01 - 1/2 cup peanut butter (creamy works best)
02 - 1/4 cup sweetened condensed milk
03 - 2 teaspoons soy sauce
04 - 1/3 cup water

→ Chicken

05 - 1 pound boneless chicken thighs
06 - 3 large eggs
07 - 3 tablespoons all-purpose flour
08 - 1 tablespoon peanut butter (for egg wash)
09 - 1/2 teaspoon salt
10 - 2 cups panko breadcrumbs
11 - Vegetable oil for frying (about 2 cups)

# Instructions:

01 - Mix peanut butter, sweetened condensed milk, soy sauce, and water in a bowl until smooth and creamy. If the sauce is too thick, add water one tablespoon at a time until it reaches a pourable consistency.
02 - Use a meat mallet to pound chicken thighs to about 1/2-inch thickness. This helps them cook evenly and makes them more tender.
03 - In a shallow dish, whisk together eggs, flour, salt, and 1 tablespoon of peanut butter until smooth like pancake batter.
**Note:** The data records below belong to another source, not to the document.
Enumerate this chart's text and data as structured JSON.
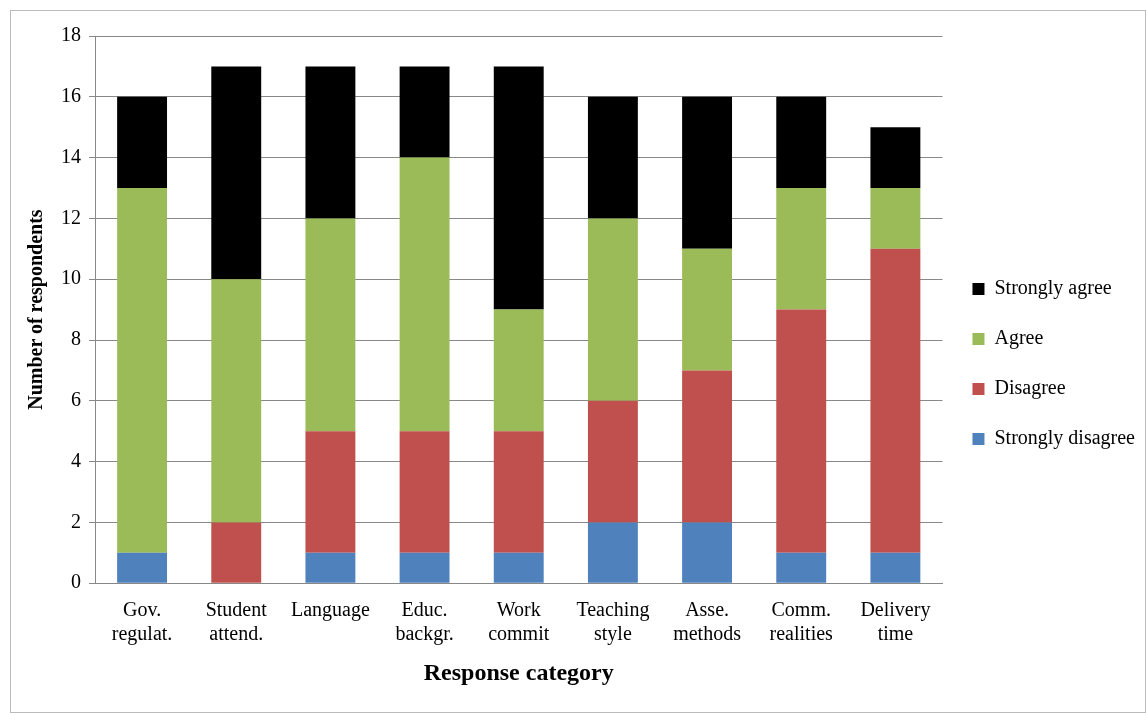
{
  "chart_data": {
    "type": "bar",
    "stacked": true,
    "xlabel": "Response category",
    "ylabel": "Number of respondents",
    "categories": [
      "Gov. regulat.",
      "Student attend.",
      "Language",
      "Educ. backgr.",
      "Work commit",
      "Teaching style",
      "Asse. methods",
      "Comm. realities",
      "Delivery time"
    ],
    "series": [
      {
        "name": "Strongly disagree",
        "color": "#4f81bd",
        "values": [
          1,
          0,
          1,
          1,
          1,
          2,
          2,
          1,
          1
        ]
      },
      {
        "name": "Disagree",
        "color": "#c0504d",
        "values": [
          0,
          2,
          4,
          4,
          4,
          4,
          5,
          8,
          10
        ]
      },
      {
        "name": "Agree",
        "color": "#9bbb59",
        "values": [
          12,
          8,
          7,
          9,
          4,
          6,
          4,
          4,
          2
        ]
      },
      {
        "name": "Strongly agree",
        "color": "#000000",
        "values": [
          3,
          7,
          5,
          3,
          8,
          4,
          5,
          3,
          2
        ]
      }
    ],
    "ylim": [
      0,
      18
    ],
    "yticks": [
      0,
      2,
      4,
      6,
      8,
      10,
      12,
      14,
      16,
      18
    ],
    "grid": "y",
    "legend": "right"
  }
}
Add a splash of water if too thick or a bit more flour if too thin.
04 - Pour panko breadcrumbs into another shallow dish. Dip each chicken piece first in the egg wash, then thoroughly coat with breadcrumbs, pressing gently to help them stick.
05 - Heat about 1 inch of oil in a deep skillet to 350°F. Fry chicken 1-2 pieces at a time for 2-3 minutes per side until golden brown and crispy. Place on a wire rack to drain excess oil.
06 - Slice the crispy chicken into strips and drizzle generously with the peanut sauce. Serve immediately while still hot and crispy.

# Notes:

01 - This dish is inspired by Chinese buffet-style peanut butter chicken, with a crispy exterior and rich, creamy sauce.
02 - The chicken stays juicier if you use thighs rather than breast meat.
03 - You can make the peanut sauce ahead of time and store it in the refrigerator for up to 3 days.